Мартин попробовал разрядить атмосферу.
– Если она больше не будет ходить на демонстрации, то против остального, полагаю, я возражать не имею права.
– А твои возражения чему-нибудь помешали бы?
Элис начала со стуком расставлять кофейные чашки.
– Не могу понять, почему молодежь с ума посходила из-за русских? Миссис Паллик говорит, что ее земляки натерпелись от них больше, чем от немцев.
– Это чистейшая глупость! – взорвался Мартин. – В твоем возрасте такая неосведомленность об общеизвестных фактах граничит с полным невежеством.
– Ну конечно, если ты намекаешь, что я лгунья…
– Я ни на что подобное не намекаю. Просто твои сведения неверны.
Элис вздернула подбородок.
– Да! Но одно я знаю твердо: тебя никогда не сделают судьей, если твоя дочь будет вести себя подобным образом.
Мартин хрипло вздохнул. Складки у его рта стали глубже. Лиз побледнела. Они старательно не глядели друг на друга. Элис продолжала греметь кофейными чашками.
Мартин аккуратно свернул свою салфетку и вдел ее в кольцо.
В напряженной тишине его голос прозвучал особенно холодно и сухо:
– Если бы я не знал тебя так хорошо, я потребовал бы извинения за предположение, что мои действия в этом вопросе объясняются только своекорыстным интересом.
Понимая, что на этот раз она зашла слишком далеко, Элис ринулась в атаку.
– Ах, Мартин, почему ты хоть раз в жизни не можешь оставить свою юриспруденцию в конторе! Из-за того, что ты занят только своими юридическими проблемами, и из-за дурацких политических увлечений Лиз я скоро лишусь в Уголке последних знакомых. Не понимаю, зачем я еще живу тут, если мои чувства никого не интересуют!
– Если тебя все это так сильно задевает, то почему ты не переселишься в какой-нибудь пансион? – холодно спросил Мартин. – Мы с Лиз как-нибудь обойдемся, наняв экономку.
Еще не договорив, он уже раскаивался, что не сумел сдержаться.
Элис посмотрела на него так, словно он ее ударил, потом неловко встала, опрокинув свой стул.
– Я уеду! – крикнула она. – Оставайтесь одни! Тогда вы узнаете, кто наладил хозяйство так, что вы могли ни о чем не заботиться. Ты меня не ценишь. И никогда не ценил. Ты не знаешь, что я потратила свои лучшие годы на то, чтобы заботиться о маме, о тебе, о Лиз. Тебе все равно. И всегда было все равно!
Мартин и Лиз смотрели друг на друга и слушали, как она поднимается по лестнице.

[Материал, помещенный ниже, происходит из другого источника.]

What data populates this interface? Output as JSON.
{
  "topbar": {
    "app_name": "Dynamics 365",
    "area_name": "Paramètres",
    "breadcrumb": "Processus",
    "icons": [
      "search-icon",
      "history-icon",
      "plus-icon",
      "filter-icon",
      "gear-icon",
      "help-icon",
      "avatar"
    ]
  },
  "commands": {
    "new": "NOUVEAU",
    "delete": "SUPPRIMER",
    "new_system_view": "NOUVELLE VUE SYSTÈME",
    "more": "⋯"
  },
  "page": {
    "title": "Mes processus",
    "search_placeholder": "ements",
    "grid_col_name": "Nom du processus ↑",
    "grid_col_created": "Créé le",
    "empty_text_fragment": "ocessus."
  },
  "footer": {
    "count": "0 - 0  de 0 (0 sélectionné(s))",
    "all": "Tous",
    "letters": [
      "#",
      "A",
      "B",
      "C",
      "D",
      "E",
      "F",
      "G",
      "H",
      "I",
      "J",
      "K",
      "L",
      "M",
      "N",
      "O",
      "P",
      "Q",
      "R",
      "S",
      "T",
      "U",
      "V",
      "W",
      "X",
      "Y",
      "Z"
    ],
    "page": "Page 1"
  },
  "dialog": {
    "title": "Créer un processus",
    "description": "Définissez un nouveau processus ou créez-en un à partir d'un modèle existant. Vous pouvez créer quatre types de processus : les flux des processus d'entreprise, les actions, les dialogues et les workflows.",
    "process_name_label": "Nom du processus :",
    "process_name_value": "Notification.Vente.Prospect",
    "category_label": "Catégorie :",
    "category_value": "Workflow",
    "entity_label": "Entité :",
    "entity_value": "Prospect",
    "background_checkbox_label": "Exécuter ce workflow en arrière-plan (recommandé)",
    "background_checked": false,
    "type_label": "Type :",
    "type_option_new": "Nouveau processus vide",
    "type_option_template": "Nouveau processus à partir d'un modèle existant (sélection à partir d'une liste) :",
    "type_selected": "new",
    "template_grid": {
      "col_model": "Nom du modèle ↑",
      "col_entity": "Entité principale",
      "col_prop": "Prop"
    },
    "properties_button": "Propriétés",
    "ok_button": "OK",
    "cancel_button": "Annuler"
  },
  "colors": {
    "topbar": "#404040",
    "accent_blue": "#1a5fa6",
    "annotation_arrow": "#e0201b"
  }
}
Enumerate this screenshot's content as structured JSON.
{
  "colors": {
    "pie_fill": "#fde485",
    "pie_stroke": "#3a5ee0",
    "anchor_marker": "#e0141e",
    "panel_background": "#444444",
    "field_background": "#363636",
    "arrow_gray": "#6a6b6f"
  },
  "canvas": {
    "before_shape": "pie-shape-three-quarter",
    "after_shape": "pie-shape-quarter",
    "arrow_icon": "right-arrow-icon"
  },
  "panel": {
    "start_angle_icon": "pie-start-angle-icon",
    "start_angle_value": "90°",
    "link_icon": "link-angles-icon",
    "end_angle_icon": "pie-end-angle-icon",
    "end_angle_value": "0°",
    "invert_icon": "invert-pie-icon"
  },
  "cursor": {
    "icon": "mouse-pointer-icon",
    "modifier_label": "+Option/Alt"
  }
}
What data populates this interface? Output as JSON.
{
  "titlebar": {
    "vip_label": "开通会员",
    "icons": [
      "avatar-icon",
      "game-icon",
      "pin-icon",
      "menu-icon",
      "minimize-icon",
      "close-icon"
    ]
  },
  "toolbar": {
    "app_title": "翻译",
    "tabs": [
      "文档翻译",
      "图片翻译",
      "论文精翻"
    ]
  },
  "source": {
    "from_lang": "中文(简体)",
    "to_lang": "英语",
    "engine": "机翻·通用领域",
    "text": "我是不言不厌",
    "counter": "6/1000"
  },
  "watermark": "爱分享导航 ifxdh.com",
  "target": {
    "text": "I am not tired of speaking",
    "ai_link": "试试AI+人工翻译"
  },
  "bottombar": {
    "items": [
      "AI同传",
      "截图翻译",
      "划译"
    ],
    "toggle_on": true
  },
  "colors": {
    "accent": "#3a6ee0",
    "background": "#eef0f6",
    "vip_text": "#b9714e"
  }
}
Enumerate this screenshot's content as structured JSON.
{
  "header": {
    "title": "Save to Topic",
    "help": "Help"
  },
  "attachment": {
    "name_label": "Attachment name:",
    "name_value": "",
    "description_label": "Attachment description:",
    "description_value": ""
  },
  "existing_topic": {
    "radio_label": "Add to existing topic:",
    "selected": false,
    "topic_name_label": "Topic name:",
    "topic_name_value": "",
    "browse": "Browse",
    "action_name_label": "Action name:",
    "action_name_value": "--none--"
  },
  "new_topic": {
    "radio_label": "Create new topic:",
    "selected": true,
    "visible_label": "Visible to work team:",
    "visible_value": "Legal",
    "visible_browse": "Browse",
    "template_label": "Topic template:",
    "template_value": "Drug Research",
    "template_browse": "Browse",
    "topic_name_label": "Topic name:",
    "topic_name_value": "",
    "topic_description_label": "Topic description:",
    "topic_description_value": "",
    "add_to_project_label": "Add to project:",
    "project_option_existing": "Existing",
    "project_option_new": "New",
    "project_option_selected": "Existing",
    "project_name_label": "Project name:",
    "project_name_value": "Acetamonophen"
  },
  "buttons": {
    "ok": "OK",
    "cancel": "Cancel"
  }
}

Со стуком захлопнулась дверь ее спальни.
Мартин взглянул на часы.
– Да, возьми машину, Зайка, – сказал он через силу. – Собирается дождь. Нет, я не хочу кофе.
Лиз чмокнула его в лоб и выбежала из столовой.
Устав от слез, Элис неподвижно лежала на кровати. Таблетки, которые она проглотила, только вызвали тошноту, а голова болела по-прежнему. В щелях жалюзи вспыхивали молнии, от раскатов грома еще сильнее ломило виски. Ли-Ли царапнулась в дверь и замяукала. Элис встала, открыла дверь, и кошка стремительно прыгнула ей на руки. Элис нежно прижала ее к груди, бормоча ласковые слова, и Ли-Ли замурлыкала возле ее уха. После каждого удара грома мурлыканье обрывалось – гроза действовала на них обеих одинаково.